The international group of researchers has received funding from a university program partially backed by the beef industry, the Washington Post reported Monday.
The study, recently published in the Annals of Internal Medicine, claimed that the health threat from red and processed meat has been overstated, and that warnings connecting meat consumption to heart disease and cancer are not backed by good scientific evidence.
The group of about 20 researchers, which goes by the name NutriRECS, said meat eaters should continue their current levels of consumption.
But the study did not disclose that NutriRECS has formed a partnership with an arm of Texas A&M University called Agriculture and Life Sciences (AgriLife), which is partially funded by the beef industry, the Post reported.
One of the study authors was Patrick Stover, vice chancellor and dean of AgriLife.
He said the meat study was completed before the new funding came from the beef industry and that beef accounts for just a tiny fraction of research at AgriLife, the Post reported.

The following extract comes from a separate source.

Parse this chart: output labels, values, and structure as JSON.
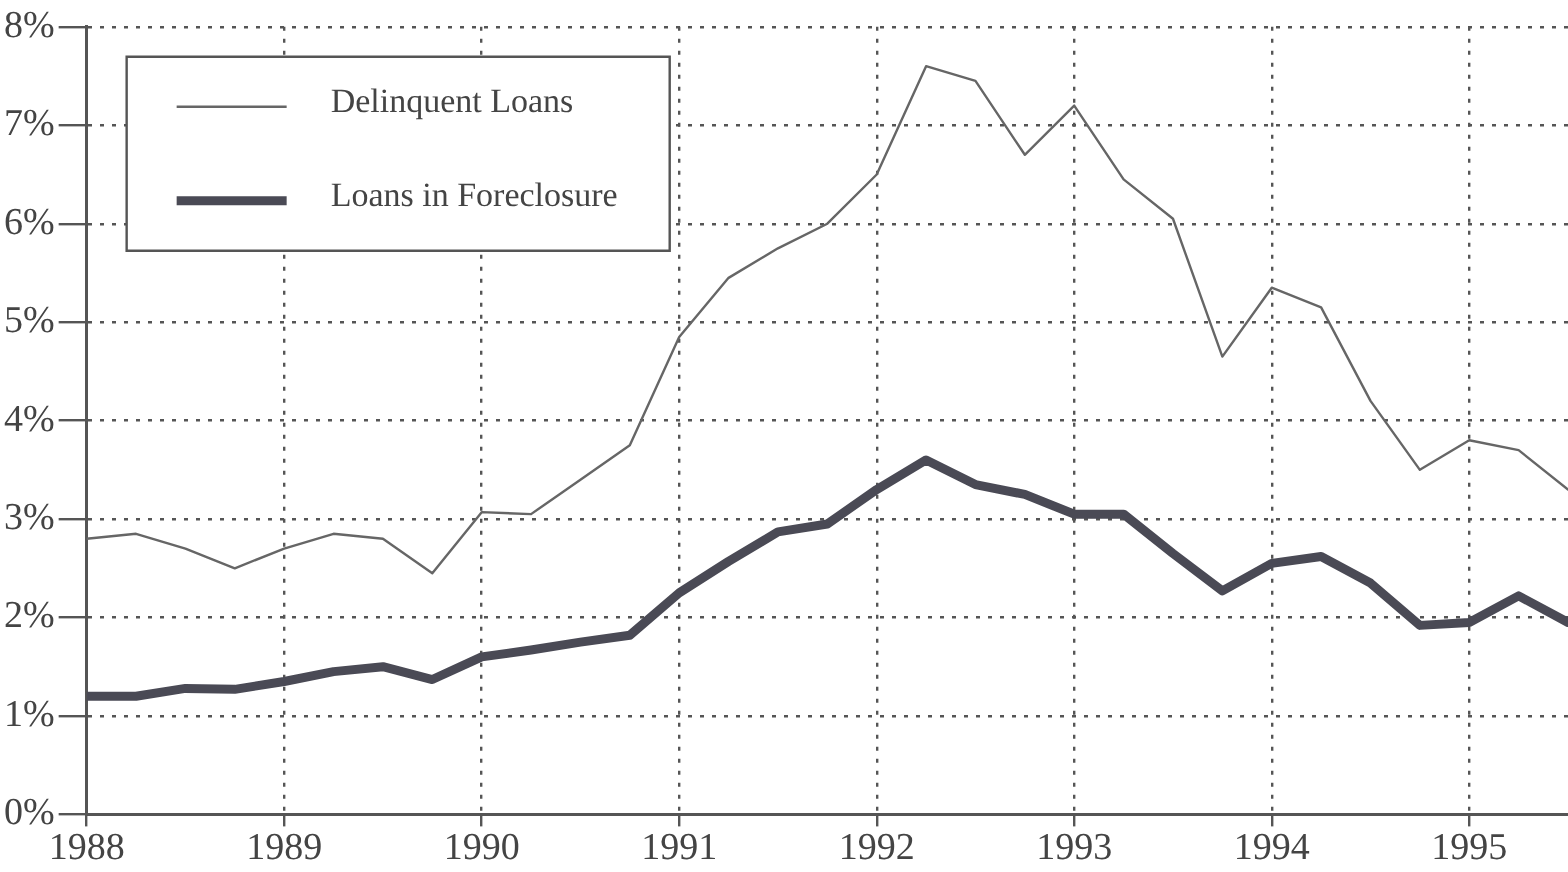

One nutrition expert took issue with that response.
"Of course that institution [AgriLife] is tightly tied with the cattle industry," said Walter Willett, a professor of epidemiology and nutrition at the Harvard School of Public Health and a critic of the NutriRECS meat study.
"It is inconceivable that Stover's involvement in this project was by chance or because Stover had expertise in this area. ... There were clearly huge conflicts of interest that readers should have known about," Willett told the Post.
The Annals of Internal Medicine says it requires authors to "disclose all active and inactive financial and intellectual interests related to health care."
However, Editor-in-Chief Christine Laine would not say whether the NutriRECS ties with AgriLife should have been disclosed, the Post reported.
If there was a funding source for this study that was not disclosed, the journal would have to publish a correction, but would not retract the paper, Laine said.